Thirty years ago around lunch time today I first held my "chosen sweetie." He was 5 and half months old and was so wonderful to hug. His father and I met at the adoption agency office with our social worker and the baby's. Her name was Miss Rose and she wanted to meet with us before she felt comfortable parting with her charge. He was an adorable baby and everyone loved to snuggle him.
Now he is tall and slim with premature grey in his black hair. Hard to believe he was such a butter ball. I am so proud of the man he has become.
Today was my Grandmother's birthday. I called her Nana my children called her GeeGee ( short for Great Grandmother). She passed in her 97th year. Today she would have been 113 yrs.
A class act all the way from her high heel shoes, White Shoulders perfume and her ever present string of beads. She has always been my example. I miss you Nana.
To round out this emotion filled day, is the status of my mother. We went to see her yesterday at the hospital. She was asleep when we got there. My first impression was "Mummy where did you go?" There is hardly a lump in the blankets she has become so small. She is loosing her brightness and her concentration wanders. I took the unprecedented action of signing on her behalf for a procedure that must be done and she refused last week.
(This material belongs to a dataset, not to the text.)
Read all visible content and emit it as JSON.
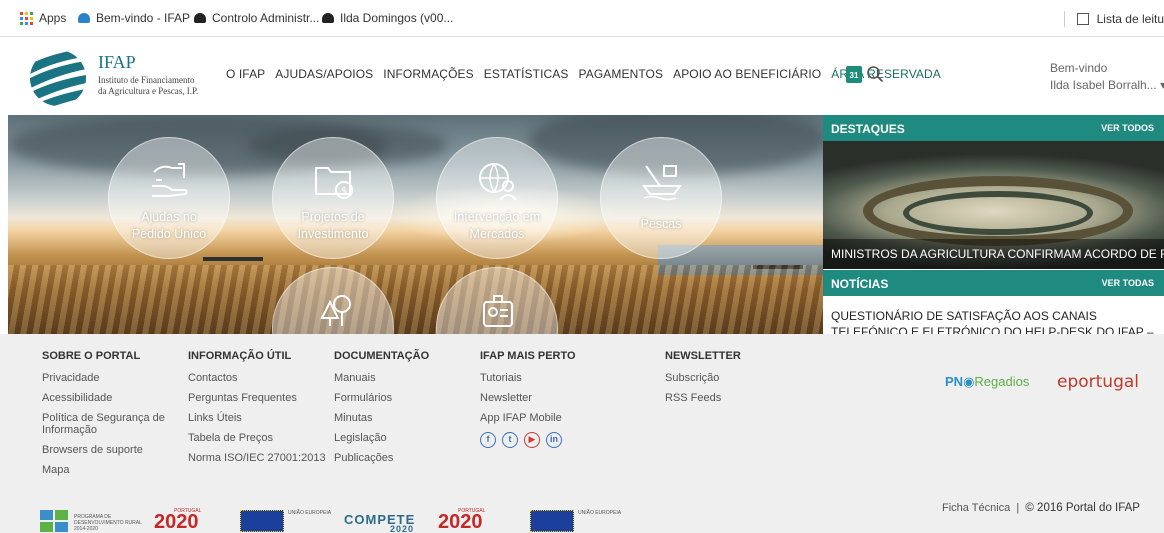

Without a "thorocentisis" (sp?) she will continue to go downhill. The emotional impact of taking this action has over whelmed me. My mother has always been a commanding presence in my life. My father used to say she could teach a Scots man how to be frugal and a Sicilian how to hold a grudge. Suffice it to say you didn't cross her. Now she is a frail little person. There are risks involved but the risk of not doing it outweighs any other. My brother's are in full agreement it has to be done. Hopefully as her breathing improves she will get stronger physically as well as mentally. So, I am a wreck.